For the average hobbyist equipment calibration is not something that would be of any great importance. However, if you do commercial electronics it is usually a requirement that you have your test equipment professionally calibrated. This usually means your multimeter and other test and measurement equipment needs to be sent to a calibration facility on a regular basis. Usually once a year, give or take.

Different types of projects will demand different levels of calibration. However, this is an interesting topic. In my work experience I have often seen requirements that calibrated equipment be used for testing devices. However, tolerance is not always given in these requirements. A person could use a meter calibrated to within 50% and (I suppose) would meet the requirement, even though 50% is a laughable tolerance.

Costs will vary depending on the equipment being calibrated, level of precision, and turnaround time needed. For a simple multimeter (volt-ohm-amp) expect to pay around $50 for a simple calibration.

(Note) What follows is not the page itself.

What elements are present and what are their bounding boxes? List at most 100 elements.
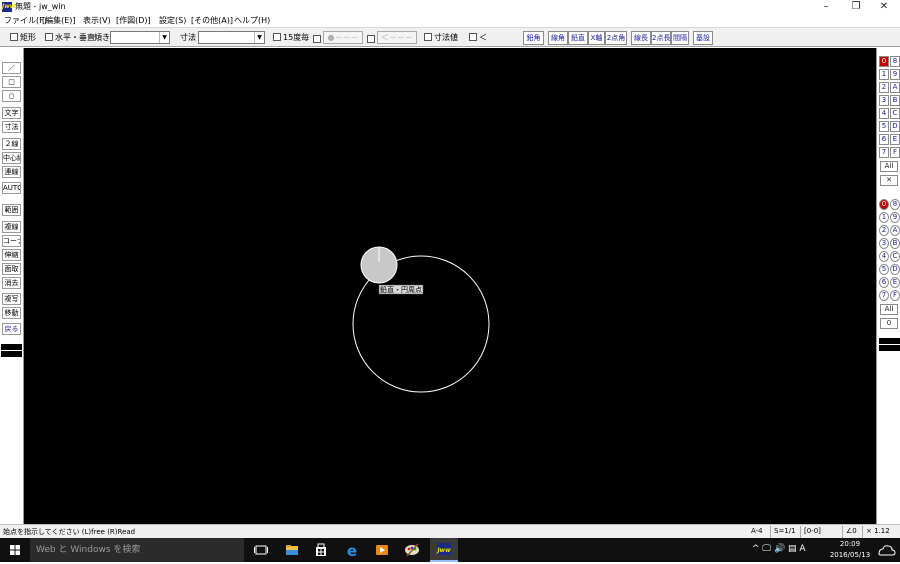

My usual experience with having calibration done on equipment involves sending a meter to a calibration lab. They usually send it back with a new sticker on it, but don’t make any adjustments. This is because modern meters are remarkably stable. Almost always the meters are still well within tolerance levels when I send them off for calibration, so they do not require any adjustment.

In the end the average ham radio operator, or amateur electronics hobbyist will not likely have a need to spend the money to have their equipment calibrated. However, it is not prohibitively expensive, and there is certainly value in knowing that your test equipment is giving accurate measurements.